In an AMT environment the major costs are those related to the production facility rather than
production volume related costs such as materials and labour, which standard costing is
essentially designed to plan and control. Fixed overhead variances don’t necessarily reflect
under or overspending but may simply reflect differences in production volume. An activity
based cost management system may be more appropriate, focusing on the activities that
drive the cost.
Rationale
Part (a) assesses learning outcomes C1(b) apply the principles of relevant cash flow analysis
to long-run projects that continue for several years and C2(a) evaluate project proposals
using the techniques of investment appraisal. It examines candidates’ ability to identify the
relevant costs of a project and then apply discounted cash flow analysis to calculate the net
present value of the project. Part (b) assesses learning outcome C1(g) prepare decision
support information for management, integrating financial and non-financial considerations. It
examines candidates’ ability to explain other factors that the company would need to consider
before deciding whether to go ahead with the project. Part (c) assesses learning outcome
C2(c) prioritise projects that are mutually exclusive, involve unequal lives and/or are subject
to capital rationing.
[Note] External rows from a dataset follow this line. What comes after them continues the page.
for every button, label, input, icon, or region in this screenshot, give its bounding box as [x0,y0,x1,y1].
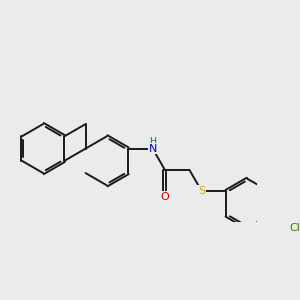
Text: Cl: Cl [290,223,300,233]
Text: O: O [160,192,169,202]
Text: S: S [198,186,205,196]
Text: N: N [148,144,157,154]
Text: H: H [149,137,156,146]
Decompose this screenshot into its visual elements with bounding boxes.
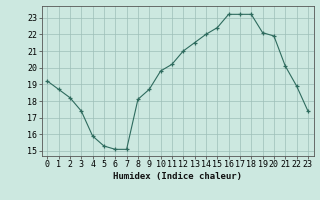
X-axis label: Humidex (Indice chaleur): Humidex (Indice chaleur) bbox=[113, 172, 242, 181]
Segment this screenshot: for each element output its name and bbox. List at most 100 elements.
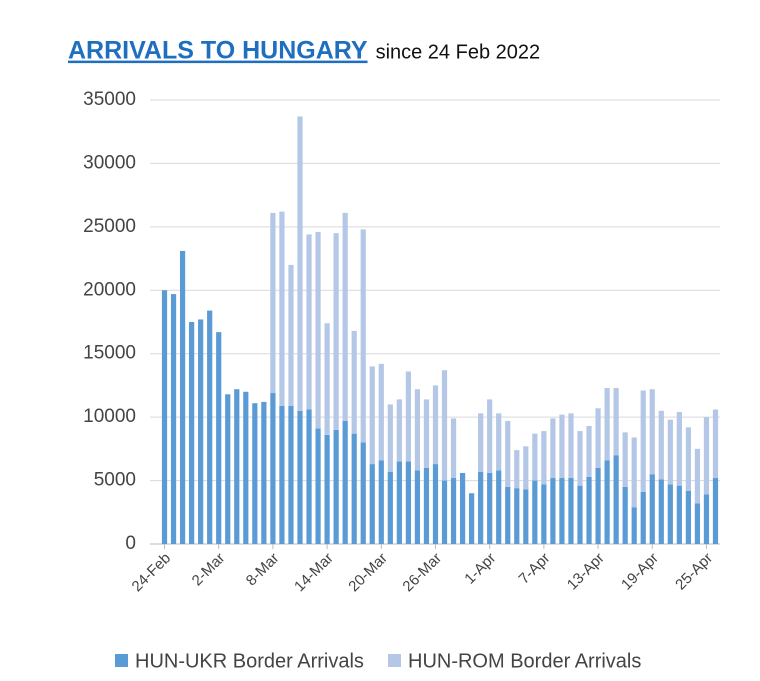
bar-segment: [703, 417, 710, 495]
x-tick-label: 19-Apr: [618, 550, 662, 594]
y-tick-label: 15000: [83, 343, 136, 364]
bar-segment: [405, 371, 411, 462]
bar-segment: [577, 431, 583, 486]
bar-segment: [189, 322, 195, 544]
y-tick-label: 25000: [83, 216, 136, 237]
bar-segment: [559, 478, 565, 544]
bar-segment: [270, 393, 276, 544]
bar-segment: [441, 370, 448, 481]
bar-segment: [658, 479, 664, 544]
bar-segment: [423, 399, 430, 468]
legend-label: HUN-ROM Border Arrivals: [408, 650, 641, 672]
bar-segment: [432, 385, 439, 465]
bar-segment: [550, 418, 556, 479]
x-tick-label: 26-Mar: [399, 550, 445, 596]
bar-segment: [396, 399, 402, 462]
bar-segment: [604, 460, 610, 544]
x-tick-label: 14-Mar: [291, 550, 337, 596]
bar-segment: [234, 389, 240, 544]
bar-segment: [333, 429, 339, 544]
bar-segment: [441, 480, 448, 544]
x-tick-label: 24-Feb: [129, 550, 175, 596]
bar-segment: [351, 330, 357, 434]
y-tick-label: 0: [125, 533, 136, 554]
bar-segment: [712, 478, 719, 544]
bar-segment: [658, 410, 664, 480]
bar-segment: [243, 391, 249, 544]
y-tick-label: 30000: [83, 152, 136, 173]
bar-segment: [378, 363, 384, 461]
bar-segment: [324, 434, 330, 544]
bar-segment: [631, 507, 637, 544]
bar-segment: [568, 413, 574, 479]
bar-segment: [505, 420, 511, 487]
bar-segment: [703, 494, 710, 544]
chart-subtitle: since 24 Feb 2022: [376, 41, 541, 63]
bar-segment: [496, 470, 502, 544]
bar-segment: [315, 428, 321, 544]
x-tick-label: 2-Mar: [189, 550, 229, 590]
bar-segment: [342, 420, 348, 544]
y-tick-label: 5000: [94, 470, 136, 491]
bar-segment: [161, 290, 168, 544]
legend-swatch: [388, 654, 401, 667]
x-tick-label: 20-Mar: [345, 550, 391, 596]
bar-segment: [604, 387, 610, 461]
bar-segment: [351, 433, 357, 544]
bar-segment: [613, 387, 619, 456]
bar-segment: [405, 461, 411, 544]
bar-segment: [306, 409, 312, 544]
x-tick-label: 25-Apr: [672, 550, 716, 594]
bar-segment: [414, 470, 421, 544]
bar-segment: [414, 389, 421, 471]
bar-segment: [469, 493, 475, 544]
bar-segment: [225, 394, 231, 544]
bar-segment: [667, 419, 673, 485]
bar-segment: [297, 410, 303, 544]
bar-segment: [306, 234, 312, 410]
bar-segment: [487, 399, 493, 473]
x-tick-label: 8-Mar: [243, 550, 283, 590]
bar-segment: [676, 485, 682, 544]
bar-segment: [207, 310, 213, 544]
y-tick-label: 35000: [83, 89, 136, 110]
bar-segment: [586, 476, 592, 544]
bar-segment: [514, 488, 520, 544]
bar-segment: [324, 323, 330, 435]
x-tick-label: 13-Apr: [564, 550, 608, 594]
bar-segment: [360, 229, 366, 443]
bar-segment: [170, 294, 177, 544]
bar-segment: [622, 432, 628, 487]
bar-segment: [586, 426, 592, 477]
bar-segment: [595, 408, 601, 468]
bar-segment: [179, 250, 186, 544]
legend-label: HUN-UKR Border Arrivals: [135, 650, 364, 672]
bar-segment: [387, 404, 393, 472]
bar-segment: [694, 503, 701, 544]
bar-segment: [478, 413, 484, 472]
bar-segment: [550, 478, 556, 544]
bar-segment: [478, 471, 484, 544]
y-tick-label: 20000: [83, 279, 136, 300]
bar-segment: [649, 474, 655, 544]
bar-segment: [288, 264, 294, 406]
bar-segment: [216, 332, 222, 544]
bar-segment: [640, 390, 646, 492]
bar-segment: [523, 489, 529, 544]
x-tick-label: 1-Apr: [461, 550, 499, 588]
bar-segment: [396, 461, 402, 544]
bar-segment: [505, 486, 511, 544]
bar-segment: [342, 212, 348, 421]
bar-segment: [568, 478, 574, 544]
bar-segment: [667, 484, 673, 544]
bar-segment: [315, 231, 321, 429]
x-tick-label: 7-Apr: [516, 550, 554, 588]
bar-segment: [288, 405, 294, 544]
bar-segment: [523, 446, 529, 490]
bar-segment: [541, 431, 547, 485]
bar-segment: [252, 403, 258, 544]
bar-segment: [369, 366, 375, 465]
chart-title[interactable]: ARRIVALS TO HUNGARY: [68, 37, 368, 65]
bar-segment: [360, 442, 366, 544]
It examines candidates’ ability to determine the optimum replacement
cycle for a company’s non-current assets.
Suggested Approach
In part (a) candidates should firstly calculate the gross profit that would be earned in each
year from the online shopping service and deduct the lost profit from existing in-store sales.
They should then deduct the payments to PQ and the other operating costs and add on the
lease income. The tax depreciation and tax payments should then be calculated. The total
cost of the investment, the residual value should be added to the net cash flows. The net
cash flows after tax should then be discounted at the discount rate of 12% to calculate the net
present value (NPV) of the project. In part (b) candidates should clearly explain two other
factors that the company would need to consider before deciding whether to go ahead with
the project. In part (c) candidates should calculate the NPV of the cash flows under each of
the three alternatives. They should then divide the NPV by the appropriate annuity factor to
calculate the annualised equivalent cost. The optimum replacement cycle can then be
selected as the alternative with the lowest annualised equivalent cost.
(a)
Gross profit Years 1 – 5
Year 1: 100,000 customers x 52 weeks x $200 = $1,040m x 20% = $208m
Year 2: 120,000 customers x 52 weeks x $200 = $1,248m x 20% = $250m
Year 3: 150,000 customers x 52 weeks x $200 = $1,560m x 20% = $312m
Year 4: 160,000 customers x 52 weeks x $200 = $1,664m x 20% = $333m
Year 5: 170,000 customers x 52 weeks x $200 = $1,768m x 20% = $354m
Taxation
Year 1 Year 2 Year 3 Year 4 Year 5
$m $m $m $m $m
Gross profit 208 250 312 333 354
Lost profit from (62) (75) (94) (100) (106)
existing sales
Other operating (60) (65) (70) (75) (80)
costs
Lease income 20 20 20 20 20
Fee to PQ (30) (30) (30) (30) (30)
Fee to PQ (2) (3) (3) (3) (4)
Net cash flows 74 97 135 145 154
Tax depreciation (4) (3) (2) (2) (4)
Taxable profit 70 94 133 143 150
Taxation @ 30% 21 28 40 43 45
(b)
Two other factors that the company would need to consider are:
Quality/ reliability: can the online retailer provide the quality and reliability of service that LM’s
customers will expect?
Financial strength of PQ: LM is reliant on PQ being able to provide the IT technology and
delivery service to its customers for at least the five year period of the contract.
(c)
The lowest annualised equivalent cost occurs if the vehicles are kept for two years. Therefore
the optimum replacement cycle is to replace the vehicles every two years.